Private Odysseus moon lander reveals which Earth ‘technosignatures’ aliens might see

Radio waves emitted by human technology, such as cell phones and broadcast towers, continuously spread into space. Astronomers have estimated that these radio waves have reached 75 nearby star systems, serving as a signal to any potential extraterrestrial civilization that Earth harbors a technologically advanced species. While scientists have been listening to the ongoing radio transmissions from our planet for quite some time, they recently detected these signals originating from the moon for the first time.

During late February, a small radio telescope on the Odysseus spacecraft, which successfully landed on the moon on February 22, captured radio waves transmitted from Earth for a duration of 1.5 hours. This experiment, known as ROLSES, conducted its observations from Odysseus’ landing site near the Malapert A crater, located approximately 185 miles (297 kilometers) away from the moon’s south pole.
Astrophysicist Jack Burns, a co-investigator of the ROLSES project at the University of Colorado Boulder, referred to this moment as the “beginning of radio astronomy from the moon.” The goal is to study Earth as if it were an exoplanet in order to search for similar signals emitted by planets around other stars, which could potentially indicate the presence of intelligent life.

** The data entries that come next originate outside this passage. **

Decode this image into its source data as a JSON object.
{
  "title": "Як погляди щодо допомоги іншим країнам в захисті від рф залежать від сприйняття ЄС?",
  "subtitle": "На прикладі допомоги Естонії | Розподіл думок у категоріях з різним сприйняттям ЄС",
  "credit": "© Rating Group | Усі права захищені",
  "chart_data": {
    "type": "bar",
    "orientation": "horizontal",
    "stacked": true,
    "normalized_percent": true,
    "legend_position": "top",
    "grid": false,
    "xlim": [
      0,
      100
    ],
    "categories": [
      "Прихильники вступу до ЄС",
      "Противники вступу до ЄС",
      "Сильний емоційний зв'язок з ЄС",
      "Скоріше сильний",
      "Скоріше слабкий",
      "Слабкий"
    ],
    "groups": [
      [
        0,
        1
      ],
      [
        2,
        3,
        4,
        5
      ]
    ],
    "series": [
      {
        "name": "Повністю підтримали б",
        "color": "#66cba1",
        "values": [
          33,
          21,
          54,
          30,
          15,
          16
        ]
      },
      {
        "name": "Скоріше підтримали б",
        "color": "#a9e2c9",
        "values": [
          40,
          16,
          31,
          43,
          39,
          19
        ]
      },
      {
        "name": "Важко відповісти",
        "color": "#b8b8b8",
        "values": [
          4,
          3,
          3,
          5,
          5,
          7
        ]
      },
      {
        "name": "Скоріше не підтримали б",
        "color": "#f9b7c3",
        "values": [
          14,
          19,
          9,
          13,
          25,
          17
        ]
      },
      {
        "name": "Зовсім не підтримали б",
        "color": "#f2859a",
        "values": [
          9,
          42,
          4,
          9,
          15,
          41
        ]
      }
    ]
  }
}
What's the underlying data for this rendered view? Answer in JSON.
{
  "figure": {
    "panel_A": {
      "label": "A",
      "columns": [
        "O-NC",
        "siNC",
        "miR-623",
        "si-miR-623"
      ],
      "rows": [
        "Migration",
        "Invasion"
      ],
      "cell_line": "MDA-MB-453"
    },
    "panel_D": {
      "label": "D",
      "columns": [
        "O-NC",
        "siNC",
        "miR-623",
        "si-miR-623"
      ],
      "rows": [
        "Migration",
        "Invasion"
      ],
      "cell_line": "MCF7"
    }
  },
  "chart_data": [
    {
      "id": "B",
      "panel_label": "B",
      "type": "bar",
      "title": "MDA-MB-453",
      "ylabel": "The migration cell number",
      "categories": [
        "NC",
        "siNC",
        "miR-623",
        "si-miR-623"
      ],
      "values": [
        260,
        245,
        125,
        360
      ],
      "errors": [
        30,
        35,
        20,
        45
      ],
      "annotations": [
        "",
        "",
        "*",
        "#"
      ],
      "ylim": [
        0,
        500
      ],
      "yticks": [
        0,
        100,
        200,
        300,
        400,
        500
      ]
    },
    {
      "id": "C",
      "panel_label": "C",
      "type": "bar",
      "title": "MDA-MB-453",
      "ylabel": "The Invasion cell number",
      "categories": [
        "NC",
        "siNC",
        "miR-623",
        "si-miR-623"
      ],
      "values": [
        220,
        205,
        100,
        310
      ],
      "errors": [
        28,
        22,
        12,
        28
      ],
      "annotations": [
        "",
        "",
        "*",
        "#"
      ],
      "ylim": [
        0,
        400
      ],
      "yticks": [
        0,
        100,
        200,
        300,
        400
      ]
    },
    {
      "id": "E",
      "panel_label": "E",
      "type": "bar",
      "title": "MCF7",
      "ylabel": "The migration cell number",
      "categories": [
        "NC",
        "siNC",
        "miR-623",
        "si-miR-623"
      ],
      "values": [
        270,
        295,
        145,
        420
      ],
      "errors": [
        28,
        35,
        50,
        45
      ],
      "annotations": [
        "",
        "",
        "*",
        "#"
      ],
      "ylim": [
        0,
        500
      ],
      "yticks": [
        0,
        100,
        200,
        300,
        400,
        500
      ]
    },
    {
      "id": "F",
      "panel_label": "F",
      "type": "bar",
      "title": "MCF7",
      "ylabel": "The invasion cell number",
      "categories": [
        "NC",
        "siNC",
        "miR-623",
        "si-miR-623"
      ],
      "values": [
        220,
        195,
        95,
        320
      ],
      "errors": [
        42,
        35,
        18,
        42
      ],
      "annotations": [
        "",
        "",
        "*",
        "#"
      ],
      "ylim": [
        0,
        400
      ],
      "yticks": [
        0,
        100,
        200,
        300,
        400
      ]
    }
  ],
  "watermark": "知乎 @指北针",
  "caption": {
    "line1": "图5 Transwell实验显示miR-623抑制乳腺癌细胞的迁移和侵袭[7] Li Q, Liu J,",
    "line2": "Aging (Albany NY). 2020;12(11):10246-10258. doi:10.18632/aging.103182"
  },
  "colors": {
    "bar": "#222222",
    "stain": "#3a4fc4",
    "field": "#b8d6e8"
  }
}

During a presentation at the 244th meeting of the American Astronomical Society, Burns displayed an image on the screen showing small white dots scattered across a dark background, forming mostly horizontal lines. He explained that these white specks are radio signals captured by the ROLSES experiment’s four antennas, originating from transmitters on Earth. Burns emphasized that this image is an unprecedented “frequency selfie” of Earth in radio wavelengths, surpassing any previous observations.
During its historic landing on February 22nd, the 14-foot (4.3-meter) Odysseus spacecraft experienced a faster descent than planned, causing it to tip over on its side. This was likely due to the spacecraft fracturing one or two of its landing legs after striking lunar terrain. As a result, the spacecraft’s antennas were not pointing back at Earth, significantly reducing the rate at which data could be transmitted.

Due to these issues, the ROLSES instrument was only able to record data for a total of two hours, instead of the desired eight days. This shortened recording time will impact the signal-to-noise ratio of the collected data. It remains uncertain whether the researchers will be able to decode the transmissions and determine the content of the radio waves.

In the provided image, we can see a gray depiction of the moon’s surface from a high altitude. On the right side, a magnified blue rectangle highlights a specific area of interest.
A grayscale image of the moon’s surface taken from a high altitude. On the right, there is a magnified blue rectangle.

During the mission, the researchers unexpectedly obtained 20 minutes of data when one of the antennas on the lander, named Odysseus, became slightly overheated and dislodged from its secure position. “We took advantage of this situation and turned on our radio spectrometer, resulting in some valuable data,” explained Burns.

Radio waves emitted by human technology, such as cell phones and broadcast towers, continuously spread into space.

After a week of operations on the moon, Odysseus went silent on February 29 when the lunar nightfall reached its landing site. This was expected, as the spacecraft was not designed to withstand the extreme cold of the lunar night. On March 20, when sunlight once again reached Odysseus’ solar panels, the Houston-based company Intuitive Machines, which constructed the spacecraft, attempted to receive its wake-up signal but was unsuccessful. Three days later, the company officially announced that Odysseus had permanently ceased functioning, solidifying its place in history as the first commercial lunar lander to successfully touch down on the moon.
Astronomers, including Burns, are eagerly anticipating the launch of a new small radio telescope, called LuSEE-Night, which is scheduled to be sent to the far side of the moon in 2026. This telescope is specifically designed to capture radio waves that originated 13.4 billion years ago during a fascinating period known as the cosmic Dark Ages. During this era, the universe was shrouded in a mist of hydrogen, concealing its first stars and galaxies. The James Webb Space Telescope has just started exploring this epoch, and LuSEE-Night will further contribute to our understanding of this mysterious time.